Premetto che la domanda che esprimo non mi è mai stata fatta perché sulla mia salute sono un po’ riservato ed è questa: quanto ti ha aiutato la scrittura nella lotta contro il cancro?
Ebbene sì, l’anno scorso mi è stato diagnosticato un cancro per di più metastatico e da quel momento in poi la mia visione della vita è cambiata. Sono cominciati accertamenti clinici di tutti i generi, sfociati poi in un intervento a Milano e nella chemioterapia e radioterapia per debellare un male insidioso e recidivante.
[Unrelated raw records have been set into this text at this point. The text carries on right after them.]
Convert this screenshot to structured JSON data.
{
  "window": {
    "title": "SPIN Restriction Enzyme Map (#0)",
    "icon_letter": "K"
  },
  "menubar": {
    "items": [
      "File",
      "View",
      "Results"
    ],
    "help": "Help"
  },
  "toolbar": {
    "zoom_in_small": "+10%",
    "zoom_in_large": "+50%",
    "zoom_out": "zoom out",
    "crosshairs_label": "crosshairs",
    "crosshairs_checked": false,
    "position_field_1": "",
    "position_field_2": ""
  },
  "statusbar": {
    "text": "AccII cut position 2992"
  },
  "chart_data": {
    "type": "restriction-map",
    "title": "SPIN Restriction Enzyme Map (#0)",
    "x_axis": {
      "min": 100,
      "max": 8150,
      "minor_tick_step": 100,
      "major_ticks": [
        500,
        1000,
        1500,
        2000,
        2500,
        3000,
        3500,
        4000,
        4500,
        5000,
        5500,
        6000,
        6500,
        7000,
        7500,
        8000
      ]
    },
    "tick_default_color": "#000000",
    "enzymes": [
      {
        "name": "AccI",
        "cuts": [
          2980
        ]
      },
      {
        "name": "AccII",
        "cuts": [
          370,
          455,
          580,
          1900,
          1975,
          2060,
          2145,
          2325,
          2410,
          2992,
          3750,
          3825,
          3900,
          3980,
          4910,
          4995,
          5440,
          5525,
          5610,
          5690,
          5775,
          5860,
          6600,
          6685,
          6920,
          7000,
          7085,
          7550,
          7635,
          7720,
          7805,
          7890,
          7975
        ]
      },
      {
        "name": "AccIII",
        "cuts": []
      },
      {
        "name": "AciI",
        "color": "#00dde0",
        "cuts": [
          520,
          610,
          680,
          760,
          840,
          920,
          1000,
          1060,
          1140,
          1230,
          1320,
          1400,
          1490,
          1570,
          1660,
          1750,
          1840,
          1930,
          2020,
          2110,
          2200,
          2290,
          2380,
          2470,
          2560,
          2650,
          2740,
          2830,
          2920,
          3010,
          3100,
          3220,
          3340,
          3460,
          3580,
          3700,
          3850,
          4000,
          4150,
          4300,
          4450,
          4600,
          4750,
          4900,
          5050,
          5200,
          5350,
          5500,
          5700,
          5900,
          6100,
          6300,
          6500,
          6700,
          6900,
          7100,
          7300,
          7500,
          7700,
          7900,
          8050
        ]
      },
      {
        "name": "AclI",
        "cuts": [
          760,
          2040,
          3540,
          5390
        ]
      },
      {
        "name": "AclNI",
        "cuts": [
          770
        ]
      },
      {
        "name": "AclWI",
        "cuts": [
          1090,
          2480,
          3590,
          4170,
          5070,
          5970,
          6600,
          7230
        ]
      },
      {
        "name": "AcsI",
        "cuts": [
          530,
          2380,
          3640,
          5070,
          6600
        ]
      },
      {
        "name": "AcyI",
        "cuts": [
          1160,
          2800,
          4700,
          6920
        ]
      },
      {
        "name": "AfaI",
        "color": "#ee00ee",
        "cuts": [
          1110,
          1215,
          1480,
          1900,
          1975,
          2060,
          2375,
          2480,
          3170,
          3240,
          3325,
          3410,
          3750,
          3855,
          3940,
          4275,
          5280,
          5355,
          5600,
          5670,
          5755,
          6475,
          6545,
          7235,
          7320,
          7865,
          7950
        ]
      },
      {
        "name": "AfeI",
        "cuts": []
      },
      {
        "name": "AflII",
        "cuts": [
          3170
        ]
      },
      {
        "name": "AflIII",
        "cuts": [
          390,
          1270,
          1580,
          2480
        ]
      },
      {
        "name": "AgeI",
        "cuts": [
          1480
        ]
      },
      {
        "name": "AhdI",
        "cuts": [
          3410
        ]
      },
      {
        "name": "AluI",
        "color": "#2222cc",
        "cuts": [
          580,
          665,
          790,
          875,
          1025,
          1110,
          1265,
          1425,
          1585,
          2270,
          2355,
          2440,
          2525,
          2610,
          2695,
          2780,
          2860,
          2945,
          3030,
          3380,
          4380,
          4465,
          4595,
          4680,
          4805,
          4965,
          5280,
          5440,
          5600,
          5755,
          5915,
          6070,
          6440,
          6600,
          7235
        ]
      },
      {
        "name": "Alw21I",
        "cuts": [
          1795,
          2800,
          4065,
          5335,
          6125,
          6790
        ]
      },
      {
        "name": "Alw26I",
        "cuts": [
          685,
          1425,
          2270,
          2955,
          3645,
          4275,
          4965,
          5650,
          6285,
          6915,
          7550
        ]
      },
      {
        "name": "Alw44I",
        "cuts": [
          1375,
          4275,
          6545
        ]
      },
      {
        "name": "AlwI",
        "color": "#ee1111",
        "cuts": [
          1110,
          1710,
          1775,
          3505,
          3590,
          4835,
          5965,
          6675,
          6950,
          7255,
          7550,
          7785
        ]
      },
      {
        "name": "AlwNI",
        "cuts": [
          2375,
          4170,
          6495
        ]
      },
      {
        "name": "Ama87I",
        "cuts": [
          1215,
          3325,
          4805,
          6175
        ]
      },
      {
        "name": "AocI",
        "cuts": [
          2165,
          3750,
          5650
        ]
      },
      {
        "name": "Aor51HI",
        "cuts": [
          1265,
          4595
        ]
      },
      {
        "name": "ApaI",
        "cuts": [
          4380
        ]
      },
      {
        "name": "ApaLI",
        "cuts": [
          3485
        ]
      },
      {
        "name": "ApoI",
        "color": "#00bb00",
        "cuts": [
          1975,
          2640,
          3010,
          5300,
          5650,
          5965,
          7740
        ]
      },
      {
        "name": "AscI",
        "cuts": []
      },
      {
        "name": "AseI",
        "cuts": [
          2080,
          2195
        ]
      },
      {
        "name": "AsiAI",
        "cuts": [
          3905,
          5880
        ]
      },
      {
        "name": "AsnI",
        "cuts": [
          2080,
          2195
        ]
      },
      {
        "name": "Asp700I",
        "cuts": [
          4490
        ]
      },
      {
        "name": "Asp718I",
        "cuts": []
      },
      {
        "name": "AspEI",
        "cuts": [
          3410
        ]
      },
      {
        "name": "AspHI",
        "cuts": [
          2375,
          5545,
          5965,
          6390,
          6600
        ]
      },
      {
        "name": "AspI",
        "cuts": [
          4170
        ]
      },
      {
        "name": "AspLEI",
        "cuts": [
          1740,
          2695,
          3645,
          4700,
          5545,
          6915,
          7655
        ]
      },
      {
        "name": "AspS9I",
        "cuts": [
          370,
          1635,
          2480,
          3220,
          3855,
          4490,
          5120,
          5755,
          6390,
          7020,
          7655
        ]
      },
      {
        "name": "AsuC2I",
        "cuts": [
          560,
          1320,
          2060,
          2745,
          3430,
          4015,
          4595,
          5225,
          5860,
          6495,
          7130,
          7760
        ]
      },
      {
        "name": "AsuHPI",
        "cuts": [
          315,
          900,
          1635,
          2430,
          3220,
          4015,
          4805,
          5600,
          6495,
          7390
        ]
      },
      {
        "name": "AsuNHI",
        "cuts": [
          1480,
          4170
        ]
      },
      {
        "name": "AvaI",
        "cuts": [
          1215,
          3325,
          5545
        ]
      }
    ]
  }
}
Questa è la risposta: la scrittura mi ha aiutato molto, nel corso della mia malattia ho pubblicato questo mio quarto libro e ciò mi ha distratto da quell’angoscia derivata dal fatto di vedere l’orizzonte della mia vita proiettato verso la notte. Sì, perché è inevitabile in un frangente del genere pensare alla notte, al buio con un male che tenta di portarti via quando vorresti fare ancora tante cose. Non ho sconfitto il cancro, perché il pericolo di recidiva, dopo le cure, è sempre alto; ma sono ottimista perché sono sempre stato animato dalla speranza, non demordo e vado avanti, anche con la scrittura che più che mai è diventata una mia fedele compagna. Per questo continuo a scrivere, sempre. Il mio romanzo, scritto quando ancora non sapevo di essere ammalato, è un inno alla vita e ciò che mi capitato mi ha fatto intendere che essa è il dono più grande, da non sprecare mai, da assaporare fino all’ultimo respiro.